Funds based abroad sold $1.6 billion more Indian equities than they bought this year, adding to 2008’s record $13.3 billion in net sales, according to data released by the Securities and Exchange Board of India. The Bombay Stock Exchange’s Sensitive Index has dropped 7.8 percent this year, following a record 52 percent slide in 2008.

The rupee also fell on concern declining exports will widen the nation’s current-account deficit, increasing demand for dollars to fund the shortfall. A rally in crude oil also added to speculation the current account gap will deepen. India imports almost three-quarters of the oil it uses.

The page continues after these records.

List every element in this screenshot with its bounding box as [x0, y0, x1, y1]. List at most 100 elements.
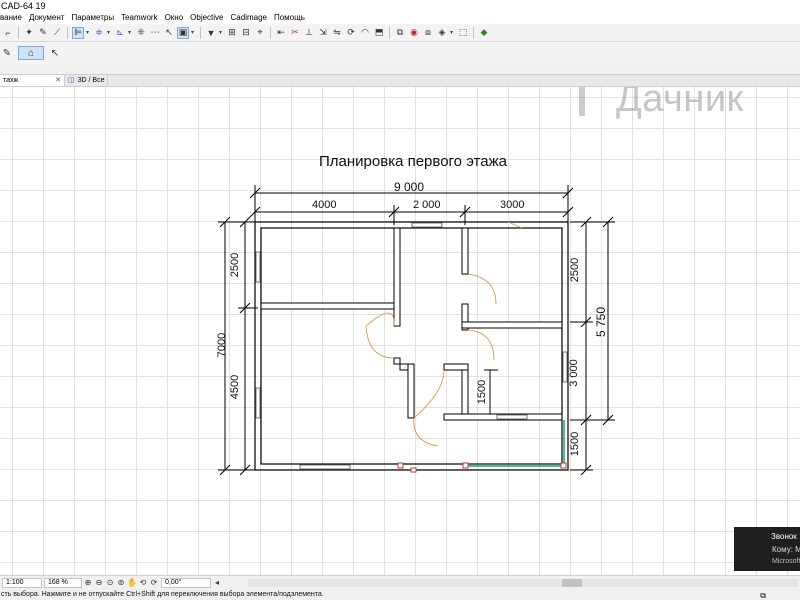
dimension-right-segment: 3 000 — [567, 359, 580, 387]
notification-recipient: Кому: М — [772, 545, 800, 554]
layer-combination-icon[interactable]: ▣ — [177, 26, 189, 39]
fillet-icon[interactable]: ◠ — [359, 27, 371, 39]
menu-item-objective[interactable]: Objective — [187, 12, 227, 24]
chevron-down-icon[interactable]: ▾ — [128, 29, 133, 36]
horizontal-scrollbar[interactable] — [248, 579, 798, 587]
standard-toolbar: ⌐ ✦ ✎ ⟋ ⊫ ▾ ≑ ▾ ⊾ ▾ ⁜ ⋯ ↖ ▣ ▾ ▼ ▾ ⊞ ⊟ ⌖ … — [0, 24, 800, 42]
toolbar-divider — [200, 26, 201, 39]
grid-snap-icon[interactable]: ⁜ — [135, 27, 147, 39]
call-notification[interactable]: Звонок Кому: М Microsoft — [734, 527, 800, 571]
dimension-interior: 1500 — [476, 379, 489, 405]
resize-icon[interactable]: ⇲ — [317, 27, 329, 39]
dimension-overall-width: 9 000 — [394, 180, 425, 194]
archicad-window: CAD-64 19 вание Документ Параметры Teamw… — [0, 0, 800, 600]
dimension-right-segment: 1500 — [569, 431, 582, 457]
toolbar-divider — [18, 26, 19, 39]
notification-app: Microsoft — [772, 558, 800, 565]
chevron-down-icon[interactable]: ▾ — [107, 29, 112, 36]
rotate-view-right-icon[interactable]: ⟳ — [149, 578, 159, 588]
tab-floor-plan[interactable]: тахж ✕ — [0, 75, 65, 86]
toolbar-divider — [389, 26, 390, 39]
eyedropper-icon[interactable]: ⟋ — [51, 27, 63, 39]
dimension-right-segment: 2500 — [569, 257, 582, 283]
chevron-down-icon[interactable]: ▾ — [450, 29, 455, 36]
navigator-bar: 1:100 168 % ⊕ ⊖ ⊙ ⊚ ✋ ⟲ ⟳ 0,00° ◂ — [0, 575, 800, 589]
angle-field[interactable]: 0,00° — [161, 577, 211, 588]
dimension-left-segment: 4500 — [229, 374, 242, 400]
chevron-down-icon[interactable]: ▾ — [86, 29, 91, 36]
scrollbar-thumb[interactable] — [562, 579, 582, 587]
rotate-view-icon[interactable]: ⟲ — [138, 578, 148, 588]
menu-item-help[interactable]: Помощь — [271, 12, 309, 24]
menu-item-cadimage[interactable]: Cadimage — [228, 12, 271, 24]
arrange-icon[interactable]: ⬚ — [457, 27, 469, 39]
arrow-select-icon[interactable]: ↖ — [48, 46, 62, 60]
menu-item-window[interactable]: Окно — [162, 12, 188, 24]
dimension-top-segment: 4000 — [312, 199, 337, 211]
dimension-top-segment: 2 000 — [413, 199, 441, 211]
zoom-in-icon[interactable]: ⊕ — [83, 578, 93, 588]
tab-label: 3D / Все — [77, 77, 105, 84]
arrow-tool-icon[interactable]: ⌐ — [2, 27, 14, 39]
dimension-overall-height: 7000 — [216, 332, 229, 358]
view-tabs: тахж ✕ ◫ 3D / Все — [0, 74, 800, 87]
pan-icon[interactable]: ✋ — [127, 578, 137, 588]
magic-wand-icon[interactable]: ✦ — [23, 27, 35, 39]
layers-icon[interactable]: ◈ — [436, 27, 448, 39]
tab-3d[interactable]: ◫ 3D / Все — [65, 75, 109, 86]
elevate-icon[interactable]: ⬒ — [373, 27, 385, 39]
offset-icon[interactable]: ⊥ — [303, 27, 315, 39]
toolbar-divider — [473, 26, 474, 39]
mirror-icon[interactable]: ⇋ — [331, 27, 343, 39]
pencil-icon[interactable]: ✎ — [0, 46, 14, 60]
zoom-previous-icon[interactable]: ⊚ — [116, 578, 126, 588]
toolbar-divider — [67, 26, 68, 39]
status-text: сть выбора. Нажмите и не отпускайте Ctrl… — [1, 591, 324, 598]
cube-icon: ◫ — [68, 77, 75, 84]
chevron-down-icon[interactable]: ▾ — [219, 29, 224, 36]
split-icon[interactable]: ⊞ — [226, 27, 238, 39]
notification-title: Звонок — [771, 532, 797, 541]
watermark-text: Дачник — [616, 87, 744, 120]
trim-icon[interactable]: ✂ — [289, 27, 301, 39]
close-icon[interactable]: ✕ — [55, 75, 61, 86]
teamwork-icon[interactable]: ◆ — [478, 27, 490, 39]
cursor-icon[interactable]: ↖ — [163, 27, 175, 39]
rotate-icon[interactable]: ⟳ — [345, 27, 357, 39]
dimension-overall-right: 5 750 — [594, 306, 609, 338]
dimension-left-segment: 2500 — [229, 252, 242, 278]
sheets-icon[interactable]: ⧉ — [760, 590, 766, 600]
group-icon[interactable]: ⧉ — [394, 27, 406, 39]
status-bar: сть выбора. Нажмите и не отпускайте Ctrl… — [0, 589, 800, 600]
suspend-groups-icon[interactable]: ⋯ — [149, 27, 161, 39]
menu-bar: вание Документ Параметры Teamwork Окно O… — [0, 12, 800, 24]
dimension-top-segment: 3000 — [500, 199, 525, 211]
stretch-icon[interactable]: ⇤ — [275, 27, 287, 39]
toolbox-row: ✎ ⌂ ↖ — [0, 42, 800, 64]
menu-item-document[interactable]: Документ — [26, 12, 69, 24]
tab-label: тахж — [3, 77, 19, 84]
zoom-fit-icon[interactable]: ⊙ — [105, 578, 115, 588]
menu-item-view[interactable]: вание — [0, 12, 26, 24]
window-title: CAD-64 19 — [0, 0, 800, 12]
fill-icon[interactable]: ▼ — [205, 27, 217, 39]
zoom-field[interactable]: 168 % — [44, 577, 82, 588]
toolbar-divider — [270, 26, 271, 39]
adjust-icon[interactable]: ⊟ — [240, 27, 252, 39]
lock-icon[interactable]: ◉ — [408, 27, 420, 39]
chevron-down-icon[interactable]: ▾ — [191, 29, 196, 36]
menu-item-options[interactable]: Параметры — [68, 12, 118, 24]
pen-icon[interactable]: ✎ — [37, 27, 49, 39]
menu-item-teamwork[interactable]: Teamwork — [118, 12, 161, 24]
zoom-out-icon[interactable]: ⊖ — [94, 578, 104, 588]
snap-guides-icon[interactable]: ⊫ — [72, 26, 84, 39]
ungroup-icon[interactable]: ⧈ — [422, 27, 434, 39]
drawing-canvas[interactable]: Дачник Планировка первого этажа 9 000 40… — [0, 87, 800, 575]
marquee-tool-icon[interactable]: ⌂ — [18, 46, 44, 60]
snap-reference-icon[interactable]: ⊾ — [114, 27, 126, 39]
plan-title: Планировка первого этажа — [319, 153, 507, 170]
intersect-icon[interactable]: ⌖ — [254, 27, 266, 39]
scroll-left-icon[interactable]: ◂ — [212, 578, 222, 588]
guide-lines-icon[interactable]: ≑ — [93, 27, 105, 39]
scale-field[interactable]: 1:100 — [2, 577, 42, 588]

Overseas sales may fall short of the government’s target of $200 billion in the year to March 31, Trade Minister Kamal Nath said yesterday. Exports shrank an average 7.7 percent a month last quarter and imports grew 8.5 percent

“The combination of slowing exports and rising oil prices can add to the rupee’s weakness,” Development Credit’s Harihar said. “The current account will come under pressure.”

Current Account

The deficit in India’s current account, a broad measure of trade flows, remittances and investment income, increased to $12.5 billion in the quarter to Sept. 30, from $9.8 billion in the previous three months, according to the central bank.

Crude oil has gained more than 14 percent this week on the New York Mercantile Exchange, heading for the biggest advance in five weeks.

“All economic parameters indicate that the rupee has to weaken further,” said Puneet Sharma, chief currency trader at state-owned Allahabad Bank in Mumbai. “There appears no reason why investors should buy the local currency.”

The rupee’s losses were limited by speculation the central bank will sell dollars from its reserves to curb currency volatility. The Reserve Bank of India has been intervening in the currency market to smooth rupee movements, causing a decline in the nation’s foreign-exchange reserves, acting Finance Minister Pranab Mukherjee told lawmakers in New Delhi yesterday.

Foreign-exchange reserves dropped to $249.5 billion this month, from a record $316.2 billion reached in May 2008, central bank data show. Central banks intervene by arranging sales or purchases of foreign currency to influence exchange rates.

Implied volatility on one-month dollar-rupee options climbed to 15 percent, the most since Jan. 16, Bloomberg data show. Traders quote implied volatility, a gauge of expected swings in exchange rates, as part of option prices.